33.      La Commission soutient que l’argument de la Hongrie exposé au point 28 ci-dessus, selon lequel la constatation d’un manquement en l’espèce aurait également pour effet de rendre incompatibles avec le droit de l’Union les mesures prises par l’Autorité depuis le 1er janvier 2012, ne devrait pas être examiné par la Cour en liaison avec la recevabilité du recours. Cette argumentation poserait en réalité la question de savoir si le champ d’application temporel de l’arrêt constatant l’infraction s’étend ou non à la période antérieure au prononcé de l’arrêt. Selon la Commission, ce n’est qu’à titre exceptionnel que la Cour peut, par application du principe de sécurité juridique, limiter la possibilité pour tout intéressé d’invoquer une disposition qu’elle a interprétée en vue de mettre en cause des relations juridiques établies de bonne foi. Elle soutient que la Hongrie, dans son mémoire en défense, n’a pas demandé à la Cour de limiter les effets dans le temps de son arrêt qui constaterait un manquement dans la présente affaire. En outre, selon la Commission, la Hongrie n’aurait pas prouvé que les conditions exigées par la jurisprudence, à cet égard, étaient remplies.

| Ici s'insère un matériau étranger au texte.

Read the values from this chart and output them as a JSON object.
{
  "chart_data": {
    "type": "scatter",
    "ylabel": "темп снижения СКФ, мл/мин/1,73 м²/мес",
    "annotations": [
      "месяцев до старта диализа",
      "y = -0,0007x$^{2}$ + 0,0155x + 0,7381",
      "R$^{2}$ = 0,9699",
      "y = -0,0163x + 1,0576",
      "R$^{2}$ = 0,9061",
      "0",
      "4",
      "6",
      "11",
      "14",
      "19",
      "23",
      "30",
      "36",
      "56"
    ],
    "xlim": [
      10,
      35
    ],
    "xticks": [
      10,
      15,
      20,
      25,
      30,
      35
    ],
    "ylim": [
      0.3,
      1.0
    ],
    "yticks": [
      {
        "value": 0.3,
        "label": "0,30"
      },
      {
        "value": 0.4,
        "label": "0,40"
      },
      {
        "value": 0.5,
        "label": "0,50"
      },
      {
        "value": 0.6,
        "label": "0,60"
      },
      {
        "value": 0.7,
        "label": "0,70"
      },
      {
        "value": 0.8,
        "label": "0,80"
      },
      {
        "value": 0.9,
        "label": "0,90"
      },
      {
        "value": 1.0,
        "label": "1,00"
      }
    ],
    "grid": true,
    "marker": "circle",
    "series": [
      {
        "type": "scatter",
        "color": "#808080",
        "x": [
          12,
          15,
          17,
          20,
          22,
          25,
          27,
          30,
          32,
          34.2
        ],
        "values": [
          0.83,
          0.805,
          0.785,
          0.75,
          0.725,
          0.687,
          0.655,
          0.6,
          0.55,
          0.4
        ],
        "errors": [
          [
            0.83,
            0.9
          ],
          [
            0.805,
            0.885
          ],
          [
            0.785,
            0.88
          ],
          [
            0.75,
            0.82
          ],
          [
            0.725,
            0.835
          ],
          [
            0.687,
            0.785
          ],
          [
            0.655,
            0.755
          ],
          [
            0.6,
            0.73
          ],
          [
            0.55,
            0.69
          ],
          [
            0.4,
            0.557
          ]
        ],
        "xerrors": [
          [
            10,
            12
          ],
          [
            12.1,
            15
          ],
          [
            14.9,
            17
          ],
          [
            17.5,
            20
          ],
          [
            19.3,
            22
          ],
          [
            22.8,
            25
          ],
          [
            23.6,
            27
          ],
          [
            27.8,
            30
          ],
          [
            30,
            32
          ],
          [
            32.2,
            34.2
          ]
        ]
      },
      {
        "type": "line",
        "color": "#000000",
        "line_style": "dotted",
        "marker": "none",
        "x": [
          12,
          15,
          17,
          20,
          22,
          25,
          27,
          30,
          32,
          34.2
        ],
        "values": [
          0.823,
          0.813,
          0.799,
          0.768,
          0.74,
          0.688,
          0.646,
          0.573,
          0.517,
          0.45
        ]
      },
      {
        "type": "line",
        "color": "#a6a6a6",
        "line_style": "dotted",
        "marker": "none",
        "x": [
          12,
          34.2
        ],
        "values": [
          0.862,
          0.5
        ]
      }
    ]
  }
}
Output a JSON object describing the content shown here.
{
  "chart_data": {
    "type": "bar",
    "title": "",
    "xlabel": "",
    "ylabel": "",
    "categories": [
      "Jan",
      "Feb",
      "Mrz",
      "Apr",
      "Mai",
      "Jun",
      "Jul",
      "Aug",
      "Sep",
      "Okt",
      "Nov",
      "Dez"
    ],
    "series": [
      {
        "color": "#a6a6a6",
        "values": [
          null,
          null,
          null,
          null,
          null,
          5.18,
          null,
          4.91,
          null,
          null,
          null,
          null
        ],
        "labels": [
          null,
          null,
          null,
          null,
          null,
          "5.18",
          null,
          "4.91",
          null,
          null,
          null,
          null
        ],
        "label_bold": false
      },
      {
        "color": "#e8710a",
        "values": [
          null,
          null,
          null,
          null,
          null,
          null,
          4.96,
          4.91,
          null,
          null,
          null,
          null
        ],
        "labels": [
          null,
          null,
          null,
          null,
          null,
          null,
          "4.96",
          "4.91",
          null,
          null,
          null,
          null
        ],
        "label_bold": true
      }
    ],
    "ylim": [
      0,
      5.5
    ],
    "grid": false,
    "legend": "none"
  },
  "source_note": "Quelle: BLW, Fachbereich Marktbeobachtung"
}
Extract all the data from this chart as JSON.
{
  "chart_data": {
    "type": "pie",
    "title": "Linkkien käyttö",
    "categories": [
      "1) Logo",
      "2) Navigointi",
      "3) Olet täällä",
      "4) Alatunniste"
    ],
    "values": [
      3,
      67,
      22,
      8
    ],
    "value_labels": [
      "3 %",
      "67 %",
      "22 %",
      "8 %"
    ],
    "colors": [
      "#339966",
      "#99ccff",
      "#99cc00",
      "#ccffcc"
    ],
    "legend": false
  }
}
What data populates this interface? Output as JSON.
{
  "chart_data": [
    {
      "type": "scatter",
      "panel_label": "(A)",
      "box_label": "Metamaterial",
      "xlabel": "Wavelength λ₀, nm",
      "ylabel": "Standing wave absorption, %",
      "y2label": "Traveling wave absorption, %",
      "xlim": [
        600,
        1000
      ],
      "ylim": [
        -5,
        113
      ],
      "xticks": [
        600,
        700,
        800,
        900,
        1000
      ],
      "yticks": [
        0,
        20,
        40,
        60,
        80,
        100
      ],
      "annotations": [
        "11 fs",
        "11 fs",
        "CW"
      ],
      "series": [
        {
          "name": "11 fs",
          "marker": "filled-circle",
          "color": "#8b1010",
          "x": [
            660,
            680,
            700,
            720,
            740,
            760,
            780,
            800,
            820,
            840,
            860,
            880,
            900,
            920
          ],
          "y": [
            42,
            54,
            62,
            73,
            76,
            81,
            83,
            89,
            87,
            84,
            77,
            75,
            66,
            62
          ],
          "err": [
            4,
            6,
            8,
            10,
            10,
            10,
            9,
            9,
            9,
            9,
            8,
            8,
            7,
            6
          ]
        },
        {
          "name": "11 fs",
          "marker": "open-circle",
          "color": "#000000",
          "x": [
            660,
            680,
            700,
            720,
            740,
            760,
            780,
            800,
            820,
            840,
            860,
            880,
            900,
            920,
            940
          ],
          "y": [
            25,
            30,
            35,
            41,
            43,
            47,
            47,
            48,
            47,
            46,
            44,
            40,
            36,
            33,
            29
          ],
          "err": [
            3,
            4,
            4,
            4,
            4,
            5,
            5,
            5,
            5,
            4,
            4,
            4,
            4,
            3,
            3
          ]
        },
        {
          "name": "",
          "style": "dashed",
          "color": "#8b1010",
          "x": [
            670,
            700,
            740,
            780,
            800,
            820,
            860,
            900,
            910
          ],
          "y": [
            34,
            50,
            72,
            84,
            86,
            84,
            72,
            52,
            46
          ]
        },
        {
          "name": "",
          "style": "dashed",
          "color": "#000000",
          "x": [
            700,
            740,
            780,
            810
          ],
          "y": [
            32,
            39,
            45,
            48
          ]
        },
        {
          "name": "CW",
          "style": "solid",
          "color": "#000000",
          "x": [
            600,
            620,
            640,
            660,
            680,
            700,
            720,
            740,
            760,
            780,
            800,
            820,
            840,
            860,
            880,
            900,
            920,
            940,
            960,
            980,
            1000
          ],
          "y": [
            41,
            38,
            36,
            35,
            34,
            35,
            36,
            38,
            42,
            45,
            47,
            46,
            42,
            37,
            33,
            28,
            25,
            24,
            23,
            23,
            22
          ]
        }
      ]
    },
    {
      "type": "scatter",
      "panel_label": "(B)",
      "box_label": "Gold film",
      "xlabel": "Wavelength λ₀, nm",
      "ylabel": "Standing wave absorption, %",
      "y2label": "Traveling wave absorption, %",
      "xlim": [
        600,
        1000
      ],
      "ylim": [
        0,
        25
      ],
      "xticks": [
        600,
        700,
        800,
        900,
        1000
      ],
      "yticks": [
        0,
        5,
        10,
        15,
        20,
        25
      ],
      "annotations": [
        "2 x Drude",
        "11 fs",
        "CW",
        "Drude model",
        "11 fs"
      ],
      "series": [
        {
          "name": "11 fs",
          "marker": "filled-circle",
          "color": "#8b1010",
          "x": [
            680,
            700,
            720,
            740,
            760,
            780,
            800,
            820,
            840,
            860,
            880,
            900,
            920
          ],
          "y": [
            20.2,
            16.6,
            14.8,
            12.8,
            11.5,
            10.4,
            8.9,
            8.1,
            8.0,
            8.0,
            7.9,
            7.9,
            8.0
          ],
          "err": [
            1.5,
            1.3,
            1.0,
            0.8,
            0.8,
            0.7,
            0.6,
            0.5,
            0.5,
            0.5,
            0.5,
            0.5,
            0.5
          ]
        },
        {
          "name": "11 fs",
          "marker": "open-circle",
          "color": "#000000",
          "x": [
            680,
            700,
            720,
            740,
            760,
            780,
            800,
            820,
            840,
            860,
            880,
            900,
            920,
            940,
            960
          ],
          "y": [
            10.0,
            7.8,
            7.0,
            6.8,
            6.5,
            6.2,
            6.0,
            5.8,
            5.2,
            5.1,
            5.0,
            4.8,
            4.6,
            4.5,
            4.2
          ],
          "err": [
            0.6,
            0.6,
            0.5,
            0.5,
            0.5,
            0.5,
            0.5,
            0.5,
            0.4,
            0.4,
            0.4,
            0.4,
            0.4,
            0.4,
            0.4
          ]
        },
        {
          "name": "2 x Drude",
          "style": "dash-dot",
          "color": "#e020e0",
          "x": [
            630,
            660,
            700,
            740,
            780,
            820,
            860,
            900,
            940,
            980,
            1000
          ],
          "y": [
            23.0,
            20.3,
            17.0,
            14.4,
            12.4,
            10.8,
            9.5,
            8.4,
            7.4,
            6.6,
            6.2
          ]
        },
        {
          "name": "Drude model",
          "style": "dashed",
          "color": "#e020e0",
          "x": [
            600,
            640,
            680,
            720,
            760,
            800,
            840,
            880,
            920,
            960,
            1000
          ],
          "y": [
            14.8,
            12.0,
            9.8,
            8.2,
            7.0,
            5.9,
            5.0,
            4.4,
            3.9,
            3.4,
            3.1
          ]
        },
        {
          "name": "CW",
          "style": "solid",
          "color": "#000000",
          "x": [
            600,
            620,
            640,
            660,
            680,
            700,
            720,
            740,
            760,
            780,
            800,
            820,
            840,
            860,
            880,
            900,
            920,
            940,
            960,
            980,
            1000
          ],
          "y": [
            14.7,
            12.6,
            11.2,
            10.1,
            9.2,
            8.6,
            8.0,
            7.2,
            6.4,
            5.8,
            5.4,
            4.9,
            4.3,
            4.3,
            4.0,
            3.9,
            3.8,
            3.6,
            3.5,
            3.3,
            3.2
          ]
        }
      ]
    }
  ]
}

34.      Selon la Commission, le rétablissement du commissaire à son poste ou sa nomination au poste de président de l’Autorité n’impliquerait pas l’incompatibilité avec le droit de l’Union des décisions prises par le président de l’Autorité après le 1er janvier 2012.

35.      Le CEPD ne s’est pas prononcé sur la recevabilité du recours.

2.      Appréciation

36.      Je ne peux souscrire à l’argument de la Hongrie relatif à l’impossibilité d’exécuter un arrêt qui constaterait le manquement allégué. Cet argument se décline en deux parties.

37.      En premier lieu, la Hongrie prétend que le manquement allégué avait déjà produit ses effets à la date d’expiration du délai fixé dans l’avis motivé de la Commission. Je ne le pense pas.

38.      Il est de jurisprudence constante que l’existence d’un manquement doit être appréciée en fonction de la situation de l’État membre telle qu’elle se présentait au terme de ce délai (6).

39.      Étant donné que le mandat du commissaire ne devrait échoir qu’au mois de septembre 2014, en application de la loi nº LIX de 1993 (7), je considère que le manquement allégué n’avait pas épuisé tous ses effets à la date d’expiration du délai fixé dans l’avis motivé de la Commission (8) et produit aujourd’hui encore des effets juridiques.

40.      En deuxième lieu, la Hongrie plaide l’irrecevabilité du recours de la Commission au motif qu’il lui serait impossible d’exécuter un arrêt constatant un manquement sauf à réitérer la même illégalité que celle que l’arrêt aurait constaté. Je ne partage pas non plus cette argumentation.

41.      La constatation par la Cour d’un manquement d’État oblige l’État membre concerné, selon les termes mêmes de l’article 260 TFUE, à prendre les mesures que comporte l’exécution de l’arrêt de la Cour.

42.      Même si, par son arrêt purement déclaratoire, la Cour ne peut ordonner à l’État membre dont elle constate le manquement, de prendre des mesures déterminées (9), tous les organes de l’État membre concerné, dont les autorités législatives, judiciaires et administratives, ont l’obligation d’assurer, dans les domaines de leurs pouvoirs respectifs, l’exécution de l’arrêt de la Cour (10), ce qui implique, notamment, la prohibition de plein droit d’appliquer la législation incompatible avec le droit de l’Union et l’obligation de prendre toutes dispositions pour faciliter la réalisation du plein effet du droit de l’Union (11).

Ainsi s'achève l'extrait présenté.